On hope
Not so long ago, when my marriage was still intact but also beginning to crumble around me, I started therapy again. My anxiety was becoming increasingly unmanageable and I was desperate for help.
After the first few weeks, my anxiety calmed, sessions evolved into a weekly reality check about the things that were actually true in my relationship, and in me.
As we talked through the circumstances of my life (well, she talked, I sobbed and choked out words most of the time) the layers of denial, and even delusion, about how bad things really were began to fall away. In my desperate desire to keep my marriage intact at almost any cost, I kept trying to gather those layers back up, wrap myself in them, and reassure my terrified, aching heart that it would all be OK.
After a few sessions, my therapist said, “I think you are an addict. You are addicted to hope.”
We jokingly called this my “Hopeium” addiction every time I was inclined to deny the truth of what had happened and was continuing to happen in my marriage.
It was helpful at the time. It brought me out of the thick haze of gaslighting and abuse.

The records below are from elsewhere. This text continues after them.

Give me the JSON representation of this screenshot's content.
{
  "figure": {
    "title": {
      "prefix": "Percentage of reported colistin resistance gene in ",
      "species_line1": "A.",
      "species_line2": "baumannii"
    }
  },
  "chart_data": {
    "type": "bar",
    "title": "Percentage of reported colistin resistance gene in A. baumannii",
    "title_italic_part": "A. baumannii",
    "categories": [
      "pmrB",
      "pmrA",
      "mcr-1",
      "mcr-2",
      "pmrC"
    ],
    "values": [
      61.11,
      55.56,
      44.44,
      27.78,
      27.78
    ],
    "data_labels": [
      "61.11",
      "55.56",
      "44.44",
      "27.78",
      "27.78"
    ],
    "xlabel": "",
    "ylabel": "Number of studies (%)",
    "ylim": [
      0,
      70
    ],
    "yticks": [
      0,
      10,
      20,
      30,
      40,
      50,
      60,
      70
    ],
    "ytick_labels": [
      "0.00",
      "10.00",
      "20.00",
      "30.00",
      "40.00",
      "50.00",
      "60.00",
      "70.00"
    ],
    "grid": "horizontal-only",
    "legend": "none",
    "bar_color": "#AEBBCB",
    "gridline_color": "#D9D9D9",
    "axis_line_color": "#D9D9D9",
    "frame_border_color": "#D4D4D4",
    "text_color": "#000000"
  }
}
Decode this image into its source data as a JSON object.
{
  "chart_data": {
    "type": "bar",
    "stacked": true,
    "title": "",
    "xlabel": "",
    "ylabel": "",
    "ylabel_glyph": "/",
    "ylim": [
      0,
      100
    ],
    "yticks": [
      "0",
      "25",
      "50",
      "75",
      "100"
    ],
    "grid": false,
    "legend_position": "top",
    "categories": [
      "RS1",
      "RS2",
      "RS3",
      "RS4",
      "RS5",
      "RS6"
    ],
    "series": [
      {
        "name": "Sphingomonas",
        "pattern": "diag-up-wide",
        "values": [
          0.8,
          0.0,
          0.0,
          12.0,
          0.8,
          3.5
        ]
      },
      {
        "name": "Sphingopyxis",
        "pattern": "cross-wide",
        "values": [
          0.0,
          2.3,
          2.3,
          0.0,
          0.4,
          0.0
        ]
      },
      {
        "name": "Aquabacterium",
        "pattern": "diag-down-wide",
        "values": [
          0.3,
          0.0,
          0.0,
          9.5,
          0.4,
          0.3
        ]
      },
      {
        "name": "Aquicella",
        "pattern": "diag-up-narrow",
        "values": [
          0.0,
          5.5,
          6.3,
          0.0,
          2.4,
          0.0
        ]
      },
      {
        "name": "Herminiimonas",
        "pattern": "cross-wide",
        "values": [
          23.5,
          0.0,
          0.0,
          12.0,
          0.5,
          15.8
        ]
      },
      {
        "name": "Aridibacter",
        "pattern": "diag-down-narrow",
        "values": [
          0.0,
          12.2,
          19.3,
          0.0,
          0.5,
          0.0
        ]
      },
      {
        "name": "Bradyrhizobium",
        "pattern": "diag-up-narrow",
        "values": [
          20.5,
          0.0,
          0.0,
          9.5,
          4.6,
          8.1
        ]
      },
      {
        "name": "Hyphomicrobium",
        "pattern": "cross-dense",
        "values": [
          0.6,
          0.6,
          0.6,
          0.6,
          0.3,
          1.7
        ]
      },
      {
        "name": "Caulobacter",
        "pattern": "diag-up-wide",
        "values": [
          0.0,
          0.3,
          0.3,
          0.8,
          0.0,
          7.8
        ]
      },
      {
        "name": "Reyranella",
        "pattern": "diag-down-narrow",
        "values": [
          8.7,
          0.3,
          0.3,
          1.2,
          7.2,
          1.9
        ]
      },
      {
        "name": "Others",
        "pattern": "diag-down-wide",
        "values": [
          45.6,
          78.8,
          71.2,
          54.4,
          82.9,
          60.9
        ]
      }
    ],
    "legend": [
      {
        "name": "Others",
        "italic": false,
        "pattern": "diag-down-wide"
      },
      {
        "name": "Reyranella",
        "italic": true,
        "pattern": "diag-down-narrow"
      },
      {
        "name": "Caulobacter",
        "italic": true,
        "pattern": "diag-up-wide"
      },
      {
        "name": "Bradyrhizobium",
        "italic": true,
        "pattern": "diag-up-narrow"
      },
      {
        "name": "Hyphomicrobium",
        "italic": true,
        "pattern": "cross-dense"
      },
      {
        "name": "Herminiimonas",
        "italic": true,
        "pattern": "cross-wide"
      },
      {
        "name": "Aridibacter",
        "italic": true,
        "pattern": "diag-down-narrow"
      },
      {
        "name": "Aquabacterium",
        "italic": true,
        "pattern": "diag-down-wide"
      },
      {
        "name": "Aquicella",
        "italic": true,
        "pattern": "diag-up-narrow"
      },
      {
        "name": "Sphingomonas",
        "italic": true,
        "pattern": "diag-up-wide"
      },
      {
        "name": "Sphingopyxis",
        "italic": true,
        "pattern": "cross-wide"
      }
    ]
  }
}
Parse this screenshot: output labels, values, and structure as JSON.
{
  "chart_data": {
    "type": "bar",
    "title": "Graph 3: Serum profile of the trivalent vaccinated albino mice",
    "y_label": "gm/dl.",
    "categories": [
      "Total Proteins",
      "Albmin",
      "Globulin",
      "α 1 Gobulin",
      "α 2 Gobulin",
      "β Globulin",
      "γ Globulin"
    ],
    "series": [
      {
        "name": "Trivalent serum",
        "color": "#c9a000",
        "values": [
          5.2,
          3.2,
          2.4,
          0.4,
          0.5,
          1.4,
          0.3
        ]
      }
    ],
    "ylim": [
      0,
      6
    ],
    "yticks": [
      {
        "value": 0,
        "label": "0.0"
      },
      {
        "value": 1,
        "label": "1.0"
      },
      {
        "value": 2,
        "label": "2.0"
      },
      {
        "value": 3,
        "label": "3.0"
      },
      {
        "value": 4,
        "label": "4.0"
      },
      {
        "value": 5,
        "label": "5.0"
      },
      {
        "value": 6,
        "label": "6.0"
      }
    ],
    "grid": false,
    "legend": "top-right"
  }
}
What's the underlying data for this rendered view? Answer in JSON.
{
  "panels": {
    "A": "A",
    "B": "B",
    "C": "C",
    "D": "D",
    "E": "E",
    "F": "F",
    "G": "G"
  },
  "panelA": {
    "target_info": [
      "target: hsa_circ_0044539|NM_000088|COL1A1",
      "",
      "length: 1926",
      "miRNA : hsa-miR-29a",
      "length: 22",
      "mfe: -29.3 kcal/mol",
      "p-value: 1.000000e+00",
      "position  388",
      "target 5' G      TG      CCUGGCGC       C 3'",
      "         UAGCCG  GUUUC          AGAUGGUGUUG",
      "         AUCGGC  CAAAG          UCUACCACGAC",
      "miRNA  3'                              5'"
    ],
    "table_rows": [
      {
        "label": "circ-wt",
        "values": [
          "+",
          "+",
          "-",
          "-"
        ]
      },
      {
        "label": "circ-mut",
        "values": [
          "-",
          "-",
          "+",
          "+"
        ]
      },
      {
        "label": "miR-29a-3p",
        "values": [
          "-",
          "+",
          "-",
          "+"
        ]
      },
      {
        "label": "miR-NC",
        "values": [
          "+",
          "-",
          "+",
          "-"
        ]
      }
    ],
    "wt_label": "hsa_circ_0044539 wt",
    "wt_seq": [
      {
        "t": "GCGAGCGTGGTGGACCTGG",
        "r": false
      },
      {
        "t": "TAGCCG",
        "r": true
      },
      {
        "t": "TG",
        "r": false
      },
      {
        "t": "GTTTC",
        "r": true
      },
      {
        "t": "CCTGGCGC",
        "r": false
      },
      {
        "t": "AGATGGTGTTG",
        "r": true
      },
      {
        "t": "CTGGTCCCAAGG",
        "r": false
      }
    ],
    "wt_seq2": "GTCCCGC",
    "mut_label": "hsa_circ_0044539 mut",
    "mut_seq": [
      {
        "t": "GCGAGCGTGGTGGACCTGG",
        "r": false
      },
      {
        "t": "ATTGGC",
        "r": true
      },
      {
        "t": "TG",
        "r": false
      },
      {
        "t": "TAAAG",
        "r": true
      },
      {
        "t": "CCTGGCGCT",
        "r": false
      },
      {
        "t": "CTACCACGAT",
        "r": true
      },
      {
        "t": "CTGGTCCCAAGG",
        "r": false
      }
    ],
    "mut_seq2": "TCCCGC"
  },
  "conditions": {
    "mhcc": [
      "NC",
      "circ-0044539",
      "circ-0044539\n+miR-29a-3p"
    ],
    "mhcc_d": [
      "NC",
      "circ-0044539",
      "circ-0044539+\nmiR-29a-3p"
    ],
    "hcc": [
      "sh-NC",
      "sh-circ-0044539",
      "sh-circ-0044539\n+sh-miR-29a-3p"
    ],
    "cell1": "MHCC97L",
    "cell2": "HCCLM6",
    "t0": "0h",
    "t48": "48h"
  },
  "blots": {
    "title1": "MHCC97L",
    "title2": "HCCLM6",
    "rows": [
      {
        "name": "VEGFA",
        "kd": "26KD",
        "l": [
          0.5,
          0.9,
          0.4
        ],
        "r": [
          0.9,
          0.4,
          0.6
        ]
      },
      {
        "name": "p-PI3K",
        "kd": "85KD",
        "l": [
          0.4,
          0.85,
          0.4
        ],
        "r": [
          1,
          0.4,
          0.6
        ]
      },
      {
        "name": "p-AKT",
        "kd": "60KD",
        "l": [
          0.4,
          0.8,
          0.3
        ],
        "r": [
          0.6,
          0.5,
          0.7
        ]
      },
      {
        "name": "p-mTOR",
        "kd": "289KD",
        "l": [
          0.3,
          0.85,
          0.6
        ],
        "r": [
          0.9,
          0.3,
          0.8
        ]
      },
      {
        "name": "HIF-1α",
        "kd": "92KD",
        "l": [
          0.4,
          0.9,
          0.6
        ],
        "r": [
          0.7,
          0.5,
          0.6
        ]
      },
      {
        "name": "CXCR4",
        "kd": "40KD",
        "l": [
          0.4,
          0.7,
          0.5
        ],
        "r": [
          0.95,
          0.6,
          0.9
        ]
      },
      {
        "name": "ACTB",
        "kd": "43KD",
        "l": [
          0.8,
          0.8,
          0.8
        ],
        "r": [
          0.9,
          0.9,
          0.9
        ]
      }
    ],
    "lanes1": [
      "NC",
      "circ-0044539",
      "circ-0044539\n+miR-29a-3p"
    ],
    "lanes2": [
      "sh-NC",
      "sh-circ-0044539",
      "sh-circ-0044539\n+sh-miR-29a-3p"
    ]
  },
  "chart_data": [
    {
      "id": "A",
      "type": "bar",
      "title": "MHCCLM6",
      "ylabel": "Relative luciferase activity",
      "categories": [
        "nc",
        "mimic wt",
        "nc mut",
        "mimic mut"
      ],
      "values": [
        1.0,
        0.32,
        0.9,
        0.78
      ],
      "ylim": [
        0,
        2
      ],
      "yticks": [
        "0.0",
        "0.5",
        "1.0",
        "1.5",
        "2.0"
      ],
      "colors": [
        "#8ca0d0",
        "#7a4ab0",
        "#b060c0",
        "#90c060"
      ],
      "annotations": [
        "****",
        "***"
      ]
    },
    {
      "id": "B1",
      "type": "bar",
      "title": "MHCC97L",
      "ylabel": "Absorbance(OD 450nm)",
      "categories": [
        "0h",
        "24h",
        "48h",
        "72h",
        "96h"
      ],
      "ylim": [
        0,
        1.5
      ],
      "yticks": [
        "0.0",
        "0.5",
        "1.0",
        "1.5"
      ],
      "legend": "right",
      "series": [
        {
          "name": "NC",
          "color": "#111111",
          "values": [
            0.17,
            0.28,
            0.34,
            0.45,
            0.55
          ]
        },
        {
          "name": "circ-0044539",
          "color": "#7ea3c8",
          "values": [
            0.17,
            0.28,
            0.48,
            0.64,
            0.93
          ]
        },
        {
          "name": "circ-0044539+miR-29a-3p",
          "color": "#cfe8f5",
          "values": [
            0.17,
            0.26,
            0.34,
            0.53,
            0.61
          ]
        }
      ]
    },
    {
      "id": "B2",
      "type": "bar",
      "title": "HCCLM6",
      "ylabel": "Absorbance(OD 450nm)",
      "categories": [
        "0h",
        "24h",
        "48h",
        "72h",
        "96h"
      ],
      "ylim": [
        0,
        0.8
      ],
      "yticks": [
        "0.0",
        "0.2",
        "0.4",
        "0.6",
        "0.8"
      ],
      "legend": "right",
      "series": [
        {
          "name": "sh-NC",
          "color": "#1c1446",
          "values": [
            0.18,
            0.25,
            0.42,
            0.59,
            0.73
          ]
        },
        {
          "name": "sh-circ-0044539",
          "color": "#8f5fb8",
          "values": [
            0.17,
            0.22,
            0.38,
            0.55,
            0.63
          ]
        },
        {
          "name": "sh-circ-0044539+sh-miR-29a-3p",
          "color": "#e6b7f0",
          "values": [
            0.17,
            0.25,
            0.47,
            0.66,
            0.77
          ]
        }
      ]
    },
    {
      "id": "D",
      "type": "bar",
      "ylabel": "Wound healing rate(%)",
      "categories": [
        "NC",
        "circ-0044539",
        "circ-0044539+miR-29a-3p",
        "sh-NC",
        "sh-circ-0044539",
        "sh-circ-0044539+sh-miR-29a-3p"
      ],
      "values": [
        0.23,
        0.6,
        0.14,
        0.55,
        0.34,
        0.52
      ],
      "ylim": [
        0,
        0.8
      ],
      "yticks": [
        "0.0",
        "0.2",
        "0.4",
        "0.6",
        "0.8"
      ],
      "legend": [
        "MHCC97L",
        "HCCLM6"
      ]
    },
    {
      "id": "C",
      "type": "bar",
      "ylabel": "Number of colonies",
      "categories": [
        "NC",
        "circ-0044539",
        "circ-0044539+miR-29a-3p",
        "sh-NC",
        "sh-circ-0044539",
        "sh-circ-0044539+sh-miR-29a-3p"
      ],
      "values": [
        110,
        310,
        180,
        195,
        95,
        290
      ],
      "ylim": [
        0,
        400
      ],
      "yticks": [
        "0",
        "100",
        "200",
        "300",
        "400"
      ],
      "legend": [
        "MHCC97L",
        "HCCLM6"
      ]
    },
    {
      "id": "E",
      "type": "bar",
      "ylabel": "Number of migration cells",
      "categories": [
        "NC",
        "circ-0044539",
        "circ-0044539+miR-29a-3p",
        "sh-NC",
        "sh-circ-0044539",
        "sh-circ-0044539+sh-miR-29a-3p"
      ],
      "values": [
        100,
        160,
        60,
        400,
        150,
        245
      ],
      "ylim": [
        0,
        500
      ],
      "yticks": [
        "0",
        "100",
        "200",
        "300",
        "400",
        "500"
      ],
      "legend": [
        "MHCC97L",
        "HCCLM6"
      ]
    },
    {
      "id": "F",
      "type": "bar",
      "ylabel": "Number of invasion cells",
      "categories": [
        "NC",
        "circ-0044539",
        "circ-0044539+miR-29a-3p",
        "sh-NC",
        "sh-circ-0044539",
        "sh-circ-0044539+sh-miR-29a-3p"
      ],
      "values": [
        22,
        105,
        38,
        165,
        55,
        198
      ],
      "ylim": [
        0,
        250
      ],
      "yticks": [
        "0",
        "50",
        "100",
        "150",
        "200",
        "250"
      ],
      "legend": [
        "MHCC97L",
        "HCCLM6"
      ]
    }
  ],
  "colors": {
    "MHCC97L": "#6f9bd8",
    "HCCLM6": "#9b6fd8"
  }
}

So many of us are dying for hope.
Beth Moore
But also, in the deepest part of my heart, it felt like a failure.
That strong women, capable women, women who can handle hard things and thrive, are NOT addicted to hope. They see clearly and act accordingly.
Hope, I feared, was childish and weak.
The reason I never give up hope is because everything is so basically hopeless.
Anne Lamott
I live in Southern California.
If you’ve seen the news at all this week, you know that the world around me has been a mix of fire, gale force winds, smoke, evacuations, and loss.
Three of my closest friends and their families were evacuated from their homes two days ago. Yesterday, one confirmed that she’d lost hers entirely.
Complete and total devastation and loss, cloaked in a surreal, smokey haze – their family home, one that they generously and repeatedly opened up as an opportunity to serve others with the most loving hospitality, is gone.
All day long, I fought back tears every time I thought about how she must be feeling. The unimaginable depth of it all combined with having no idea what to do next, mixed with the sheer relief that they are all safe.
Then, late last night, she sent over pictures of the ruins. They were able to get back to their house and fully witness the scope of the tragedy. My friend included one picture of her and her husband, standing in front of the ash that was once their joyful home.
Seeing the two of them, their familiar, wonderful faces together, strong and united despite the devastation – it flooded me with hope.
I am an addict, right?
Hope begins in the dark, the stubborn hope that if you just show up and try to do the right thing, the dawn will come. You wait and watch and work: you don’t give up.
Anne Lamott
When I reflect back on those therapy sessions a couple of years ago, in the depths of my hopeium addiction, I see it differently now.
I don’t regret clinging to hope, fighting as hard as I could for something that was ultimately destined to fail. It’s who I am. It’s what makes me, me.
Hope is what has saved me and strengthened me over and over again. It is what allowed me to continue to fight for my children getting the medical care they need. It is what fueled endless hours of learning how to best educate children with learning differences. It is what has kept me alive in some of the worst circumstances of my life.
I have decided that I am not addicted to hope. I am a champion of hope.
Hope is what connects me to light and to living.
When all else fails, hope is what I want to cling to. Hope is what I believe strengthens us all.
What life has taught me over and over again, in some of the worst possible ways, is that there is always hope.
Sometimes, we just have to be willing to take a picture in front of the ruins, clinging to one another, to see it.